Fra qualche mese arriverà nelle sale cinematografiche il secondo film della serie televisiva di culto X-files. Ne approfitto dunque per parlare di una delle mie più grandi passioni: i telefilm made in Usa. Durante le ultime vacanze natalizie ho finito di vedere finalmente la nona e ultima stagione di X-files, dopo più di un anno di appassionata partecipazione alle vicende extraterrestri (e non solo) di Mulder e Scully.

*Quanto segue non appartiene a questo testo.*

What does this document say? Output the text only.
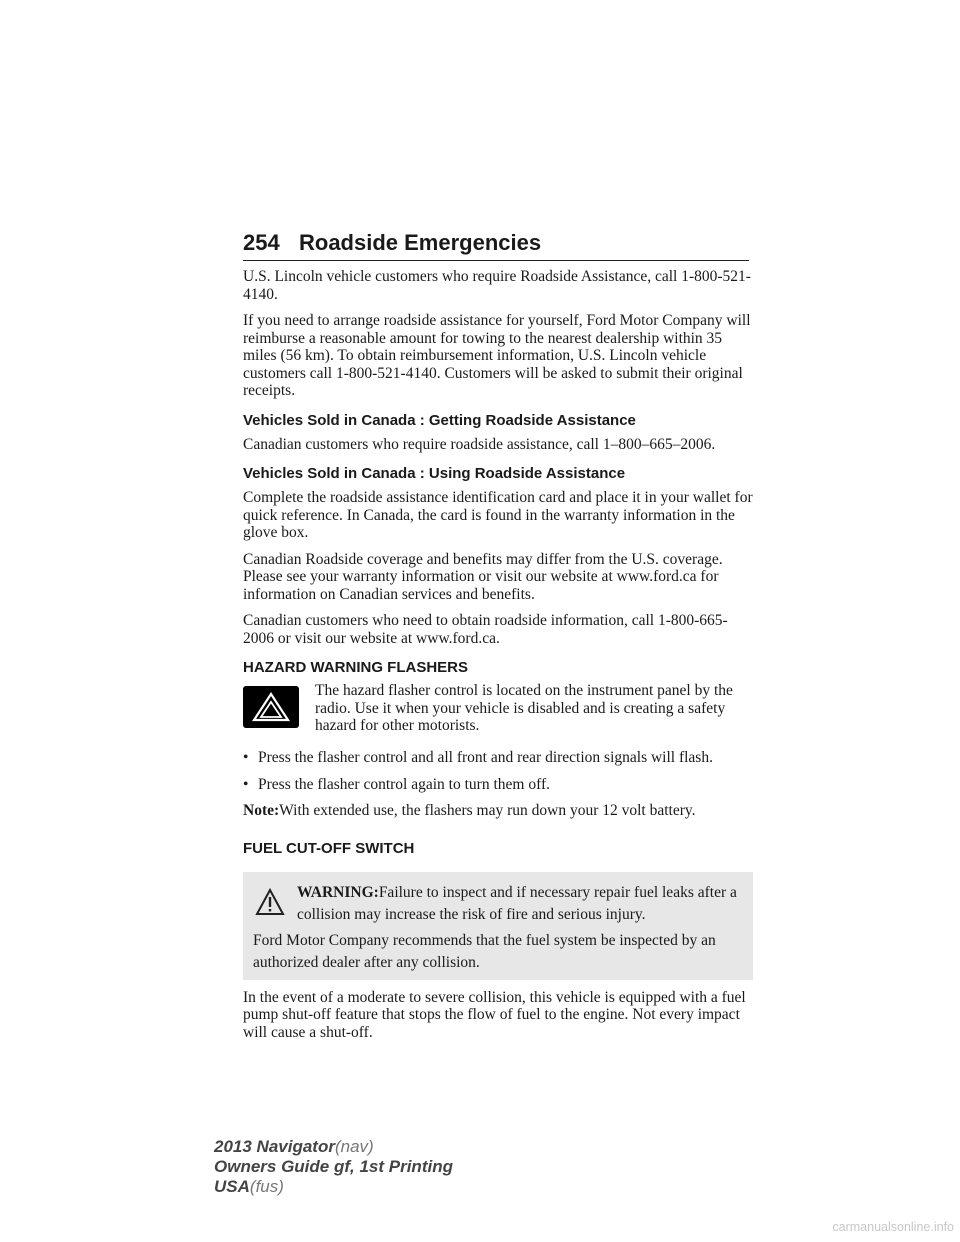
254 Roadside Emergencies

U.S. Lincoln vehicle customers who require Roadside Assistance, call 1-800-521-4140.

If you need to arrange roadside assistance for yourself, Ford Motor Company will reimburse a reasonable amount for towing to the nearest dealership within 35 miles (56 km). To obtain reimbursement information, U.S. Lincoln vehicle customers call 1-800-521-4140. Customers will be asked to submit their original receipts.

Vehicles Sold in Canada : Getting Roadside Assistance

Canadian customers who require roadside assistance, call 1–800–665–2006.

Vehicles Sold in Canada : Using Roadside Assistance

Complete the roadside assistance identification card and place it in your wallet for quick reference. In Canada, the card is found in the warranty information in the glove box.

Canadian Roadside coverage and benefits may differ from the U.S. coverage. Please see your warranty information or visit our website at www.ford.ca for information on Canadian services and benefits.

Canadian customers who need to obtain roadside information, call 1-800-665-2006 or visit our website at www.ford.ca.

HAZARD WARNING FLASHERS

The hazard flasher control is located on the instrument panel by the radio. Use it when your vehicle is disabled and is creating a safety hazard for other motorists.

• Press the flasher control and all front and rear direction signals will flash.

• Press the flasher control again to turn them off.

Note:With extended use, the flashers may run down your 12 volt battery.

FUEL CUT-OFF SWITCH

WARNING:Failure to inspect and if necessary repair fuel leaks after a collision may increase the risk of fire and serious injury.

Ford Motor Company recommends that the fuel system be inspected by an authorized dealer after any collision.

In the event of a moderate to severe collision, this vehicle is equipped with a fuel pump shut-off feature that stops the flow of fuel to the engine. Not every impact will cause a shut-off.

2013 Navigator(nav)
Owners Guide gf, 1st Printing
USA(fus)
carmanualsonline.info
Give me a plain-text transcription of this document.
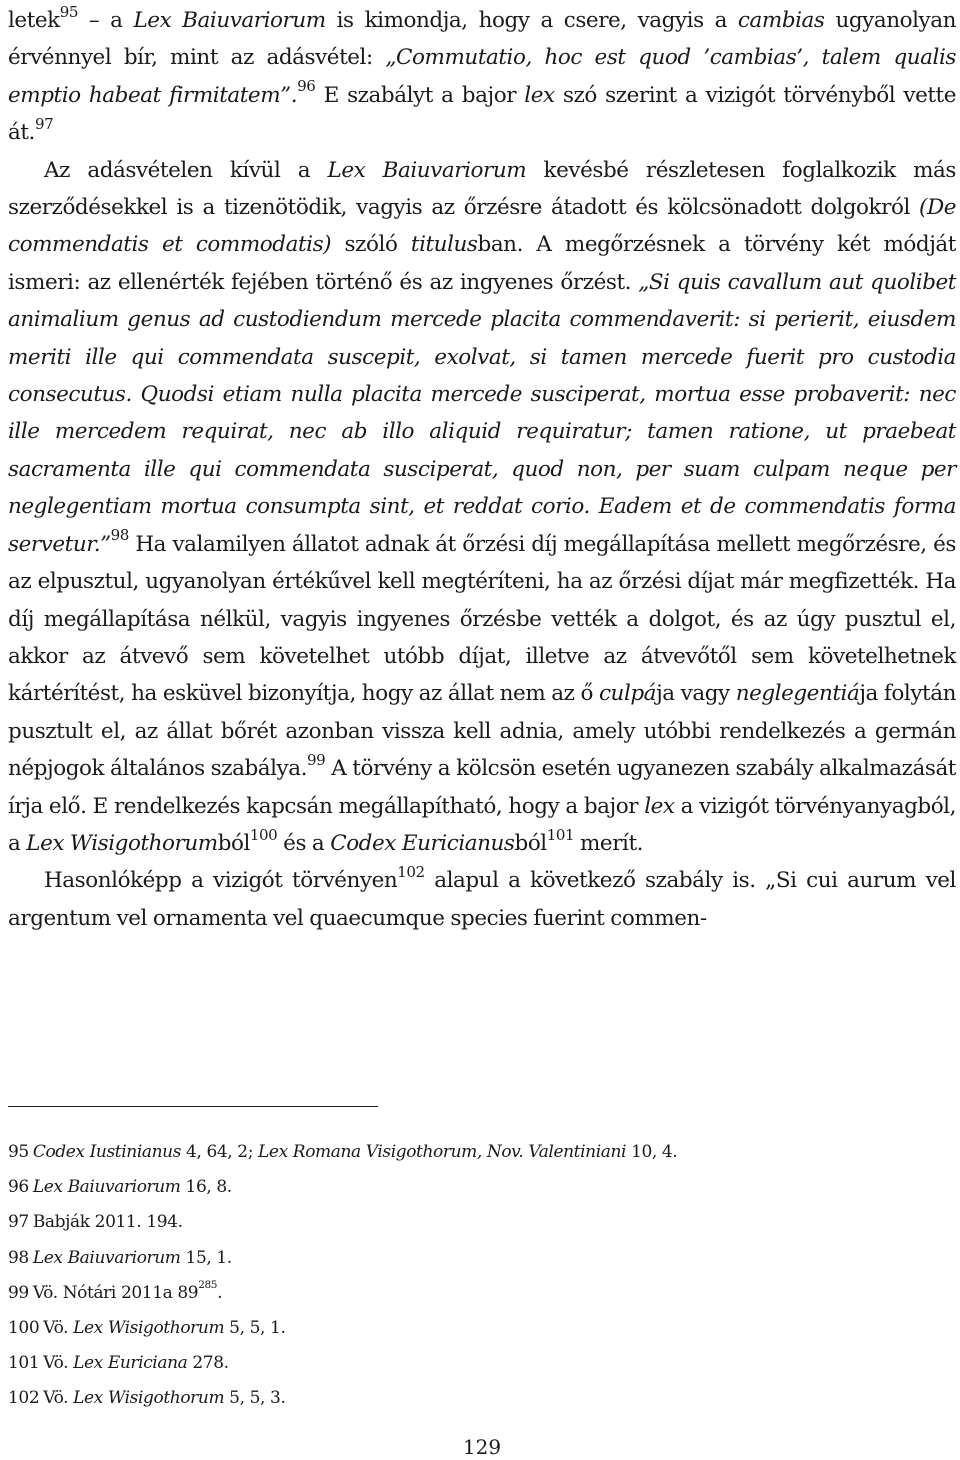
letek$^{95}$ – a Lex Baiuvariorum is kimondja, hogy a csere, vagyis a cambias ugyanolyan érvénnyel bír, mint az adásvétel: „Commutatio, hoc est quod ’cambias’, talem qualis emptio habeat firmitatem”.$^{96}$ E szabályt a bajor lex szó szerint a vizigót törvényből vette át.$^{97}$

Az adásvételen kívül a Lex Baiuvariorum kevésbé részletesen foglalkozik más szerződésekkel is a tizenötödik, vagyis az őrzésre átadott és kölcsönadott dolgokról (De commendatis et commodatis) szóló titulusban. A megőrzésnek a törvény két módját ismeri: az ellenérték fejében történő és az ingyenes őrzést. „Si quis cavallum aut quolibet animalium genus ad custodiendum mercede placita commendaverit: si perierit, eiusdem meriti ille qui commendata suscepit, exolvat, si tamen mercede fuerit pro custodia consecutus. Quodsi etiam nulla placita mercede susciperat, mortua esse probaverit: nec ille mercedem requirat, nec ab illo aliquid requiratur; tamen ratione, ut praebeat sacramenta ille qui commendata susciperat, quod non, per suam culpam neque per neglegentiam mortua consumpta sint, et reddat corio. Eadem et de commendatis forma servetur.”$^{98}$ Ha valamilyen állatot adnak át őrzési díj megállapítása mellett megőrzésre, és az elpusztul, ugyanolyan értékűvel kell megtéríteni, ha az őrzési díjat már megfizették. Ha díj megállapítása nélkül, vagyis ingyenes őrzésbe vették a dolgot, és az úgy pusztul el, akkor az átvevő sem követelhet utóbb díjat, illetve az átvevőtől sem követelhetnek kártérítést, ha esküvel bizonyítja, hogy az állat nem az ő culpája vagy neglegentiája folytán pusztult el, az állat bőrét azonban vissza kell adnia, amely utóbbi rendelkezés a germán népjogok általános szabálya.$^{99}$ A törvény a kölcsön esetén ugyanezen szabály alkalmazását írja elő. E rendelkezés kapcsán megállapítható, hogy a bajor lex a vizigót törvényanyagból, a Lex Wisigothorumból$^{100}$ és a Codex Euricianusból$^{101}$ merít.

Hasonlóképp a vizigót törvényen$^{102}$ alapul a következő szabály is. „Si cui aurum vel argentum vel ornamenta vel quaecumque species fuerint commen-

95 Codex Iustinianus 4, 64, 2; Lex Romana Visigothorum, Nov. Valentiniani 10, 4.

96 Lex Baiuvariorum 16, 8.

97 Babják 2011. 194.

98 Lex Baiuvariorum 15, 1.

99 Vö. Nótári 2011a $89^{285}$.

100 Vö. Lex Wisigothorum 5, 5, 1.

101 Vö. Lex Euriciana 278.

102 Vö. Lex Wisigothorum 5, 5, 3.

129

Ripensare con un po' di nostalgia telefila a tutte le puntate viste - alcune più emozionanti, altre meno - mi permette di riflettere sul senso profondo che una serie tv come X-files si porta dietro insieme alle storie personali dei due protagonisti. I want to believe è il motto dell'agente Fbi Fox Mulder, e a pensarci bene è anche un po' il nostro, di motto. L'esigenza di spiegarsi l'impossibile visto dai propri occhi increduli, la volontà di alzare senza pregiudizi lo sguardo al cielo, in cerca di qualche risposta alle nostre domande di sempre, ci rende più umani, più sognatori, e anche più ingenui, ma profondamente fedeli agli inconfessabili segreti e desideri che ci animano. I want to believe. We want to believe. Forever.

giovedì 3 aprile 2008

No country for old men



Non è un paese per vecchi, ultimo grande film dei fratelli Coen - che ricorda per certi versi “Fargo”, altro loro capolavoro – è una pellicola che non si dimentica così facilmente. Le ambientazioni, i personaggi e le situazioni nelle quali sono coinvolti, a tratti lasciano senza fiato lo spettatore, incapace durante i 122 minuti del film di dare una spiegazione plausibile a tutta l’atroce violenza cui assiste in sala. Siamo nel Texas degli anni 80, dove un uomo si imbatte casualmente in alcuni cadaveri frutto di una violenta lite per questioni di droga. Qui il personaggio troverà una valigetta piena di denaro, che di lì a poco diventerà il peggiore dei suoi incubi, dal momento che un assassino psicopatico (un Javier Bardem praticamente perfetto) farà di tutto per recuperarne il contenuto. Riuscirà ad impadronirsi del prezioso bottino? E’ quello che lo spettatore continuerà a chiedersi nel seguire, alternativamente, la disperata fuga dell’uomo e la furiosa rincorsa dell’assassino. Intanto, ecco farsi avanti un altro personaggio della storia, lo sceriffo Roscoe Giddens (interpretato da un misurato Tommy Lee Jones) con il compito di inseguire anch’egli l’uomo in fuga, ma per evitare che incontri l’omicida/Javier Bardem che sta mietendo una vittima dopo l’altra per il solo gusto di uccidere. Ed è questa violenza gratuita, che l’anziano sceriffo decifra sulle diverse scene del delitto, a minare la residua speranza di Giddens, ormai vicino alla pensione e quasi del tutto disilluso dalla malvagità che lo circonda. Da qui il titolo Non è un paese per vecchi, tratto dall’omonimo libro di Cormac McCarthy. Insomma, un grande film che nel narrare una storia violenta, con tutti i particolari macabri del caso, non ne spiega fino in fondo le ragioni profonde (quasi come se non ce ne fossero), lasciando lo spettatore a chiedersi il perché di tanta ferocia spesso gratuita. Per niente consolatorio.